The overall workplace of digitalisation as well as local internet connectivity are two specific challenges related to African markets.

With that said, starting fresh, not having legacy systems and ageing operations is actually an opportunity for many of the market players to implement modern, best-in-class systems. We believe that the digital capacity of African markets is only going to expand over time and we are excited about it.

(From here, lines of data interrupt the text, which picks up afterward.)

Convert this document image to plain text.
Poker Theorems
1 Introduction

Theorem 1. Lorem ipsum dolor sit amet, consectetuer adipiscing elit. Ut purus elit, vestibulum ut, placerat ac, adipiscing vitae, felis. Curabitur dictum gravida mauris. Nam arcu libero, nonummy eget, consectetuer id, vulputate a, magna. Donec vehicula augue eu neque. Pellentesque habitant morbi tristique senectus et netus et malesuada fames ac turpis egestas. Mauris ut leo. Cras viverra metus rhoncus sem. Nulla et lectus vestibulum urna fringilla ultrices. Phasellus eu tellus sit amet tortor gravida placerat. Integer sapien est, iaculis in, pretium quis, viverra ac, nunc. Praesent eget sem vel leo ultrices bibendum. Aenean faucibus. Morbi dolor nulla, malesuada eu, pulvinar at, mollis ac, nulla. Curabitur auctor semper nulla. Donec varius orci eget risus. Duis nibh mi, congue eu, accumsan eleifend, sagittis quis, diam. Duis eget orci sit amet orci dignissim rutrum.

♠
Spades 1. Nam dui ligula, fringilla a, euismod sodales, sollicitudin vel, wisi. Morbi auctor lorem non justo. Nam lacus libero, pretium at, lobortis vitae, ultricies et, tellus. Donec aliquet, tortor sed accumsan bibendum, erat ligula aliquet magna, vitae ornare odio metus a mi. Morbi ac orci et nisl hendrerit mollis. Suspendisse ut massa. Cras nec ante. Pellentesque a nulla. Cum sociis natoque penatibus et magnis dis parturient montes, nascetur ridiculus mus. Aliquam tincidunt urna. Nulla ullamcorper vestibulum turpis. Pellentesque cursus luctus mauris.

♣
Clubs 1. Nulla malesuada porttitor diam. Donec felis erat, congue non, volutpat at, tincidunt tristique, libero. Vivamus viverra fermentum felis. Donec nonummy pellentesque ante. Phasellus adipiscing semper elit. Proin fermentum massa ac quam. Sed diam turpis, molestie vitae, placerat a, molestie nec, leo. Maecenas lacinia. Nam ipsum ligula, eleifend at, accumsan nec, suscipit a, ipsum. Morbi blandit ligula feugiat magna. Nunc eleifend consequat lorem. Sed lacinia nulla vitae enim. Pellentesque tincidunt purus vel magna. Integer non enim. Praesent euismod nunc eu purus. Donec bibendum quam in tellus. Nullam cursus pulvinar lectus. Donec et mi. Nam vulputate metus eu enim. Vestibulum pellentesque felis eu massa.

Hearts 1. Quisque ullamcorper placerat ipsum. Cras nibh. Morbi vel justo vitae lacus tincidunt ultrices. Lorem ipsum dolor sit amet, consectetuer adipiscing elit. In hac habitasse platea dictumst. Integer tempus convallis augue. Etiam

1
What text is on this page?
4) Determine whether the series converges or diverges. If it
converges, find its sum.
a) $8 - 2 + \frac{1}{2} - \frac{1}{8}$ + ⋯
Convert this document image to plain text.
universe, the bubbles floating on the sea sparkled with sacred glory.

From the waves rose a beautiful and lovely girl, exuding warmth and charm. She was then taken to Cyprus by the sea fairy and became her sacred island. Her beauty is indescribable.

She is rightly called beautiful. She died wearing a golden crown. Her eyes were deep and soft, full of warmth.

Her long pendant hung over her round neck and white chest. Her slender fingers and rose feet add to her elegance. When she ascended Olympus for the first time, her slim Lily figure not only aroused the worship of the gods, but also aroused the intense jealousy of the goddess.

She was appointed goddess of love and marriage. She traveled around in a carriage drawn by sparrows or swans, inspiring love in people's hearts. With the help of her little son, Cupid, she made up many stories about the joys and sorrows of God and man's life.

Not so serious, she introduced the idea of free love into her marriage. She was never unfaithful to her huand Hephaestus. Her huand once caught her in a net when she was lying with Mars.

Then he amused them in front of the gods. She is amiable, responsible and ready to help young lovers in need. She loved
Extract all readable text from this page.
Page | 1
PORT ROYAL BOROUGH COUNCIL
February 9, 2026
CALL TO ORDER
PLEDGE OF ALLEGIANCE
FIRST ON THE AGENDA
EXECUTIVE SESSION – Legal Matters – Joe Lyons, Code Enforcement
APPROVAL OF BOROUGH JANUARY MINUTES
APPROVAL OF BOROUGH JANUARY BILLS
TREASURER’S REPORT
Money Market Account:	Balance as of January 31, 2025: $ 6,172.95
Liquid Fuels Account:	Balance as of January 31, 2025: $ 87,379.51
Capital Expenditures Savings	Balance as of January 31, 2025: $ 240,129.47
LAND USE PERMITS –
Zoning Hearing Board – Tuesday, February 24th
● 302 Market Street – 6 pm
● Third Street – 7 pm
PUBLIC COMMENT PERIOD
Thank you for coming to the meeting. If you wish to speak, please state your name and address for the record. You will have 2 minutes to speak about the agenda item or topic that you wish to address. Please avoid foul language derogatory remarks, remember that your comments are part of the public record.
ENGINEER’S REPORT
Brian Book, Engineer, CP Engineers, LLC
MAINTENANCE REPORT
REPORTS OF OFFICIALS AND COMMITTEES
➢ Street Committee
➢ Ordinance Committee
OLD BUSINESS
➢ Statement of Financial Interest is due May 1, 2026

Artificial Intelligence models are fully data reliant and another challenge is data quality and content. With that said we have a team of data quality experts and data annotators who prepare data for usage within AI models.

Artificial intelligence transfer learning for specific regions in the African markets is also available. Administrations without strong data capabilities can also benefit from existing models developed in their region.

We have successfully implemented production models working on hundreds of thousands of and we are confident that we can drive the implementation and usage of AI in the context of Trade throughout Africa. Thanks to our local understanding of the African market and are technical capabilities, we can deploy AI solutions within a short time.

  1. What are your general comments on ethical AI in Trade? What dangers are imminent if AI remains unregulated?

AI models used in international Trade solve clearly defined problems and are trained on expertly narrated data. At Webb Fontane, we believe that until the AI field is mature enough on a global scale, AI should be used as an assistant, or one more opinion, while having government officials in control of decision making. This is the approach we are taking with our AI products and their implementations.

Having already closely collaborated with several administrations in the implementation of artificial intelligence, we are ready and willing to drive the implementation of AI within the region by providing advice and assistance in finding the subtle balance between technological progress and regulations and ethics.

Outside of the context of trade, we all have seen the imminent dangers of AI solutions based suboptimal and biased data. Clearly defined regulation with regards to data sources, data analysis, model development and model application is of great importance.